Certificate of Authentication


This is to certify that the item illustrated and described below is a genuine antique
map, print or book that was first produced and published in 1606, today 418 years ago.
November 23, 2024

Dr Leendert Helmink, Ph.D.
Cartographer(s)

Jodocus Hondius

First Published

Amsterdam, 1606

This edition

1606 or later

Size

34 x 50 cms

Technique

Copper engraving

Stock number

18753

Condition

mint

Antique map of Ceylon by Jodocus Hondius
Antique map of Ceylon by Jodocus Hondius

Description


Jodocus Hondius' superb map of the island of Ceylon, first issued in the 1606 Mercator-Hondius series of atlases. As mentioned in the lower right cartouche, the map was designed by Petrus Plancius. The toponyms leave no doubt that the map is based on Portuguese sources. North is to the left of the map.
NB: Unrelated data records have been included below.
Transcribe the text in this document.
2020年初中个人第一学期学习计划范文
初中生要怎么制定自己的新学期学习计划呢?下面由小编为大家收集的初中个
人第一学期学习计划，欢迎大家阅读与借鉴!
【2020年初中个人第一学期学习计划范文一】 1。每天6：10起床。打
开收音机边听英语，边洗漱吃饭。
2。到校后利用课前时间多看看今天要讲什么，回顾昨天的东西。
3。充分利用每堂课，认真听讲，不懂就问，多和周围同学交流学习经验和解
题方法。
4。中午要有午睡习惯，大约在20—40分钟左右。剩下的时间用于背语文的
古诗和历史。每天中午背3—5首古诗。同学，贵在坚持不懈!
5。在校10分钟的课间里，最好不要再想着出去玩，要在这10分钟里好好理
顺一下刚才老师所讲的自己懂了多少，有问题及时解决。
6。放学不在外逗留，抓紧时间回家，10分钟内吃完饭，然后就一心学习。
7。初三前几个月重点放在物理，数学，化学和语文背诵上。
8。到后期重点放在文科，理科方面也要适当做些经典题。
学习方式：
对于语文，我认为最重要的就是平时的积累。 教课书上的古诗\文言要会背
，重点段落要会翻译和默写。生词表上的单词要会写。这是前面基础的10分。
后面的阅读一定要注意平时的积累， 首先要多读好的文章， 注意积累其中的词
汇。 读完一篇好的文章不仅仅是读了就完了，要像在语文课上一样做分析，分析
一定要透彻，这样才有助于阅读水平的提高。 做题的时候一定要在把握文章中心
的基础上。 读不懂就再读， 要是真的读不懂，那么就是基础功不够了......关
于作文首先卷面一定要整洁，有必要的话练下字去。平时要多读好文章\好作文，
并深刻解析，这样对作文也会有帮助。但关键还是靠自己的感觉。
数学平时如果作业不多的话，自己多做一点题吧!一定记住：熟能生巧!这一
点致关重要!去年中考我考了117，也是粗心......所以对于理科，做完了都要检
The map is the original copperplate that was engraved by Jodocus Hondius the Elder for inclusion in the Mercator-Hondius series of atlases, first published in 1606.

For reasons unknown, in 1638 the map was replaced by a re-engraved copperplate that is similar far less decorative and less skillfully executed, under publishers Johannes Jansson and Henricus Hondius.

van der Krogt 8380.1A:1.



Jodocus Hondius (1563-1612)
Jodocus Hondius the Younger (son) (1594-1629)
Henricus Hondius (son) (1597-1651)


Jodocus Hondius the Elder, one of the most notable engravers of his time, is known for his work in association with many of the cartographers and publishers prominent at the end of the sixteenth and the beginning of the seventeenth century.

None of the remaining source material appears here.